Our lives would be easier if they just wouldn’t.
-
(https://uploads.tapatalk-cdn.com/20210815/dad0090c16159f64ee176479c8417981.jpg)
-
Those are low voltage connections. I am not sure if they are not better than the ones that you squash and they supposedly just knick the insulation.
-
I used split shots in my boat to connect the hair thickness Chart Plotter wires to the equally thin VHF radio wires and it worked great! How should you properly connect hair-thin wires like that?
-
I used split shots in my boat to connect the hair thickness Chart Plotter wires to the equally thin VHF radio wires and it worked great! How should you properly connect hair-thin wires like that?
I used these when I installed a stereo, it had tiny wires and these ended up working very well.
https://www.amazon.com/gp/product/B07L8K9KMM/ref=ppx_yo_dt_b_search_asin_title?ie=UTF8&psc=1
-
I used split shots in my boat to connect the hair thickness Chart Plotter wires to the equally thin VHF radio wires and it worked great! How should you properly connect hair-thin wires like that?

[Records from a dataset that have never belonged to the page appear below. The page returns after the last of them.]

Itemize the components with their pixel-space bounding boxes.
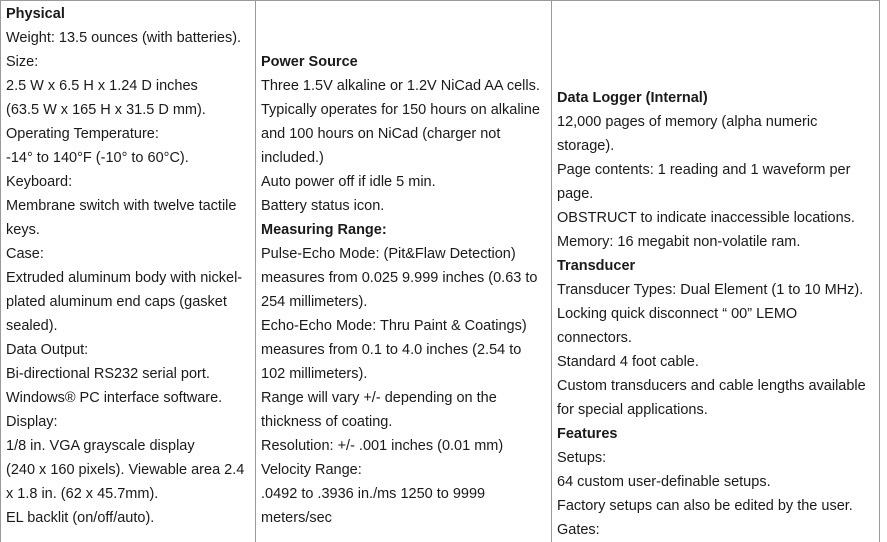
- spec-line: Locking quick disconnect “ 00” LEMO: [557, 302, 875, 326]
- spec-line: Membrane switch with twelve tactile: [6, 194, 251, 218]
- spec-line: Page contents: 1 reading and 1 waveform per: [557, 158, 875, 182]
- spec-line: -14° to 140°F (-10° to 60°C).: [6, 146, 251, 170]
- spec-line: Echo-Echo Mode: Thru Paint & Coatings): [261, 314, 547, 338]
- spec-line: Gates:: [557, 518, 875, 542]
- spec-line: Bi-directional RS232 serial port.: [6, 362, 251, 386]
- spec-line: page.: [557, 182, 875, 206]
- physical-column: [1, 1, 256, 542]
- spec-line: 102 millimeters).: [261, 362, 547, 386]
- power-measuring-column-content: [256, 1, 551, 530]
- spec-line: Case:: [6, 242, 251, 266]
- spec-line: (63.5 W x 165 H x 31.5 D mm).: [6, 98, 251, 122]
- spec-line: 12,000 pages of memory (alpha numeric: [557, 110, 875, 134]
- spec-line: Transducer Types: Dual Element (1 to 10 MHz).: [557, 278, 875, 302]
- section-heading: Measuring Range:: [261, 218, 547, 242]
- spec-line: and 100 hours on NiCad (charger not: [261, 122, 547, 146]
- spec-line: storage).: [557, 134, 875, 158]
- spec-line: Setups:: [557, 446, 875, 470]
- spec-line: Memory: 16 megabit non-volatile ram.: [557, 230, 875, 254]
- spec-line: Battery status icon.: [261, 194, 547, 218]
- spec-line: Weight: 13.5 ounces (with batteries).: [6, 26, 251, 50]
- spec-line: Size:: [6, 50, 251, 74]
- spec-line: Operating Temperature:: [6, 122, 251, 146]
- spec-line: Auto power off if idle 5 min.: [261, 170, 547, 194]
- spec-line: 1/8 in. VGA grayscale display: [6, 434, 251, 458]
- spec-line: OBSTRUCT to indicate inaccessible locations.: [557, 206, 875, 230]
- spec-line: Display:: [6, 410, 251, 434]
- spec-line: for special applications.: [557, 398, 875, 422]
- logger-transducer-features-column: [552, 1, 880, 542]
- section-heading: Physical: [6, 2, 251, 26]
- section-heading: Transducer: [557, 254, 875, 278]
- spec-line: sealed).: [6, 314, 251, 338]
- spec-line: Pulse-Echo Mode: (Pit&Flaw Detection): [261, 242, 547, 266]
- spec-line: measures from 0.1 to 4.0 inches (2.54 to: [261, 338, 547, 362]
- spec-line: Keyboard:: [6, 170, 251, 194]
- spec-line: Range will vary +/- depending on the: [261, 386, 547, 410]
- spec-line: 254 millimeters).: [261, 290, 547, 314]
- spec-line: plated aluminum end caps (gasket: [6, 290, 251, 314]
- spec-line: 2.5 W x 6.5 H x 1.24 D inches: [6, 74, 251, 98]
- spec-line: connectors.: [557, 326, 875, 350]
- spec-line: Data Output:: [6, 338, 251, 362]
- spec-line: Windows® PC interface software.: [6, 386, 251, 410]
- spec-line: meters/sec: [261, 506, 547, 530]
- section-heading: Power Source: [261, 50, 547, 74]
- physical-column-content: [1, 1, 255, 530]
- section-heading: Data Logger (Internal): [557, 86, 875, 110]
- spec-line: .0492 to .3936 in./ms 1250 to 9999: [261, 482, 547, 506]
- spec-line: Resolution: +/- .001 inches (0.01 mm): [261, 434, 547, 458]
- spec-line: (240 x 160 pixels). Viewable area 2.4: [6, 458, 251, 482]
- power-measuring-column: [256, 1, 552, 542]
- specifications-row: [1, 1, 880, 542]
- spec-line: x 1.8 in. (62 x 45.7mm).: [6, 482, 251, 506]
- spec-line: keys.: [6, 218, 251, 242]
- spec-line: thickness of coating.: [261, 410, 547, 434]
- spec-line: 64 custom user-definable setups.: [557, 470, 875, 494]
- spec-line: Extruded aluminum body with nickel-: [6, 266, 251, 290]
- section-heading: Features: [557, 422, 875, 446]
- spec-line: Typically operates for 150 hours on alkaline: [261, 98, 547, 122]
- spec-line: Custom transducers and cable lengths available: [557, 374, 875, 398]
- spec-line: included.): [261, 146, 547, 170]
- logger-transducer-features-column-content: [552, 1, 879, 542]
- spec-line: Standard 4 foot cable.: [557, 350, 875, 374]
- spec-line: EL backlit (on/off/auto).: [6, 506, 251, 530]
- spec-line: Factory setups can also be edited by the user.: [557, 494, 875, 518]
- spec-line: Velocity Range:: [261, 458, 547, 482]
- spec-line: measures from 0.025 9.999 inches (0.63 to: [261, 266, 547, 290]
- spec-line: Three 1.5V alkaline or 1.2V NiCad AA cells.: [261, 74, 547, 98]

I used these when I installed a stereo, it had tiny wires and these ended up working very well.
https://www.amazon.com/gp/product/B07L8K9KMM/ref=ppx_yo_dt_b_search_asin_title?ie=UTF8&psc=1
Thanks! I'll try those if the split shots ever fail!
-
Yup, those work great.
All the loggers and truck drivers use heat shrink butt connectors because road salt spray erodes anything else very quickly.
Trick is to not crimp a hole in the heat tube sleeve.
-
Exactly. I use Ancor connectors when I'm feeling wealthy, they are the best I have used. I bought a nice ratcheting crimp tool and it does a great job not poking a hole in the insulation. In my boat I will sometimes do a good heat shrink tube over the whole thing if it's critical and in a hard to get to area.
The small ones I linked above are super easy to use, just heat them and they shrink and the low temp solder melts and secures the wires together.
-
I dunno. My guys don’t use any crimps at all ever, and curse them whenever we run into them. I can tell you they’ve been attributed to problems in the past with corrosion, loose crimps, etc.
-
I dunno. My guys don’t use any crimps at all ever, and curse them whenever we run into them. I can tell you they’ve been attributed to problems in the past with corrosion, loose crimps, etc.
:yeah: Solder and shrink tube.
-
I dunno. My guys don’t use any crimps at all ever, and curse them whenever we run into them. I can tell you they’ve been attributed to problems in the past with corrosion, loose crimps, etc.
:yeah: Solder and shrink tube.
I agree with this 100% for a solid connection that will last. I also like to stagger two layers of shrink tube, with the second being slightly longer. It’s worth it to seek out the high quality stuff as well
-
My plan is to do a slight lift, I'm not happy its so low.
While I'm doing that I plan to slip a radiator hose or something over the harness that runs down along the framerail there, and plus I'll have more room to get at it for a proper fix, its right where it goes over the body mount bracket on the frame.
-
I was thinking you had a harness issue, and they are usually in the hardest to reach area. In the late 2000's GM had an issue with the harness in the Trailblazers in the same area and it caused all sorts of problems. Trouble with the systems on vehicles now is that everything runs on mA signals and any corrosion or interference will cause issues.
BTW, Ryan is the only tech to have work on your vehicle at Country Chevy. Worked with him for many years and he is the only GM certified tech they have, sad deal for sure.
-
My buddy bought a 2016 Colorado fresh off the lot and it gave him crazy problems for 3 years straight. Elk camp 2019 he drove it from elk camp straight to the lot and traded it in on a new truck. That deal had to be a salesman’s dream! I don’t care what you got I need to get back up on the mountain he told her… No help with your Colorado but his had gremlins from day one and it never got better.